While it may be too late to take advantage of tax credits for 2009, now is the best time to look forward to next year. If you know which tax credits are available for 2010, there is a much better chance that you will find a way to benefit from them.
Here is a list of tax credits to keep in mind for 2010:
- Child Care Credit. This is one tax credit that is overlooked by thousands of people every year. You may be surprised to learn that you qualified for this credit in the past, but forgot to take advantage. Those who most often miss this credit are those who pay childcare expenses through an employer reimbursement account. At this time, up to $6k can qualify for the child care tax credit. There is still a $5k limit in place on expenses paid through a tax favored employer reimbursement account. In short, this means that you can spend $5k through your employer account, but if you incur another $1k in expenses you have the ability to claim the credit on that amount.
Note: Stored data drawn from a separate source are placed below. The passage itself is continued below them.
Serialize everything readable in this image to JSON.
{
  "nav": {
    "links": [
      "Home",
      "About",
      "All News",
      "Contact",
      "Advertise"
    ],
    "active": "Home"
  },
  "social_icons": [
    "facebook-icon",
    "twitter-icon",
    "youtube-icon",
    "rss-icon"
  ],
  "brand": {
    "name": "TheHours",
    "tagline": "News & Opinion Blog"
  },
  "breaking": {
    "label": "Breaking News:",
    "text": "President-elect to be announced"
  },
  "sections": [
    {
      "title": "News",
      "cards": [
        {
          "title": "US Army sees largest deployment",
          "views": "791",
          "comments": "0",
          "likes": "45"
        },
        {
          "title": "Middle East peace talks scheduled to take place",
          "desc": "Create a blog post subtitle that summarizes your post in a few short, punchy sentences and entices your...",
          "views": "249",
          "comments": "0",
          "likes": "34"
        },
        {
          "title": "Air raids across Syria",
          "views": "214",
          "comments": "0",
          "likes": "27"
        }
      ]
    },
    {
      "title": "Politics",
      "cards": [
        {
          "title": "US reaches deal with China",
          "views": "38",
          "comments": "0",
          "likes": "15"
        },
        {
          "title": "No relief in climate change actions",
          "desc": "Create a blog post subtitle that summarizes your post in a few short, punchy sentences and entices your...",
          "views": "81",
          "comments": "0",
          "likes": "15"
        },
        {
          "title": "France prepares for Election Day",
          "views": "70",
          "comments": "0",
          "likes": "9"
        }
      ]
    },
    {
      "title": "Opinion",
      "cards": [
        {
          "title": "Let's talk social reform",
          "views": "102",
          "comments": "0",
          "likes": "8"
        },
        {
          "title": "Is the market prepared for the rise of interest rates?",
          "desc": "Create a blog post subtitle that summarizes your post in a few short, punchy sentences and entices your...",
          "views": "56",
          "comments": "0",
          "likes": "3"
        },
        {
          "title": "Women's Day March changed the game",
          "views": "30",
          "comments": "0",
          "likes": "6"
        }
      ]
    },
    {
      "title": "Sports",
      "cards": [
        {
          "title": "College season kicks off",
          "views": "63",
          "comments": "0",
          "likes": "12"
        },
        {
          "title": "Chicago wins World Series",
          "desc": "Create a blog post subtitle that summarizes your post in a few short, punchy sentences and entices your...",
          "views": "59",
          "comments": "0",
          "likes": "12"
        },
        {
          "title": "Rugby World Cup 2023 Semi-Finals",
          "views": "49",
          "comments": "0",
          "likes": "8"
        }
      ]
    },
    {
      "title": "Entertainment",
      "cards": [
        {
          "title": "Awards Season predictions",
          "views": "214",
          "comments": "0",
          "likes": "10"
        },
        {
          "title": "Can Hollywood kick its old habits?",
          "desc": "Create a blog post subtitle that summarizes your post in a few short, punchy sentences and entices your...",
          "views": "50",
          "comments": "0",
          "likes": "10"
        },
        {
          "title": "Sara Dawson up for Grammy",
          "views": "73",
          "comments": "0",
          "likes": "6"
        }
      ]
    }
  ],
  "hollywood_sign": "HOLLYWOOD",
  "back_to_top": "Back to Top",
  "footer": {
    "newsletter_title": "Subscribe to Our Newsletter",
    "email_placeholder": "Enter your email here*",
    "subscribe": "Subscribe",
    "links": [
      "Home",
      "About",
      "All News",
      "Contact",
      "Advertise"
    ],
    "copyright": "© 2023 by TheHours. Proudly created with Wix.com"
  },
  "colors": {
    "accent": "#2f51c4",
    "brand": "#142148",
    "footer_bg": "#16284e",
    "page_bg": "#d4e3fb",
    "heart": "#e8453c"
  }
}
- Earned Income Tax Credit. Did you know that more than 24 million taxpayers took advantage of the Earned Income Tax Credit (EITC) in 2008? On average, it allowed these taxpayers to claim roughly $2,000 each. While these numbers are staggering, it is hard to believe that roughly 25% who qualify fail to take advantage. Although the rules of the EITC can seem complicated, you don’t want to miss out for this reason. Generally speaking, this credit is used to give money to low income workers. That being said, many who are part of the “middle class” also qualify. The amount of refund that you receive through the EITC depends on factors such as the size of your family, marital status, and of course, income level.
- Energy Savings Home Improvement Credit. Although this credit is capped at $1,500, millions of people are set to qualify for 2010. The energy savings home improvement credit is for home upgrades during 2010 including windows, outside doors, skylights, water heaters, air conditioners, high efficiency furnaces, and pigmented roofs.
- Plug-in Electric Drive Vehicle Credit. Are you interested in buying a plug-in vehicle? These are sure to become more popular over the next few years. The minimum amount of this credit is $2,500 with a maximum of $7,500. The amount that you receive is based on the capacity of the battery. If you are interested in buying a new vehicle, and want to take full advantage from a tax point of view, do not overlook this credit.
If you have any questions about whether or not you qualify for these tax credits – or any others – contact a qualified professional. It’s better to find out for sure than to miss out on a credit that could have saved you thousands of dollars.
Although you just finished filing your 2009 return, it is time to look to next year. Start by learning which tax credits you may qualify for.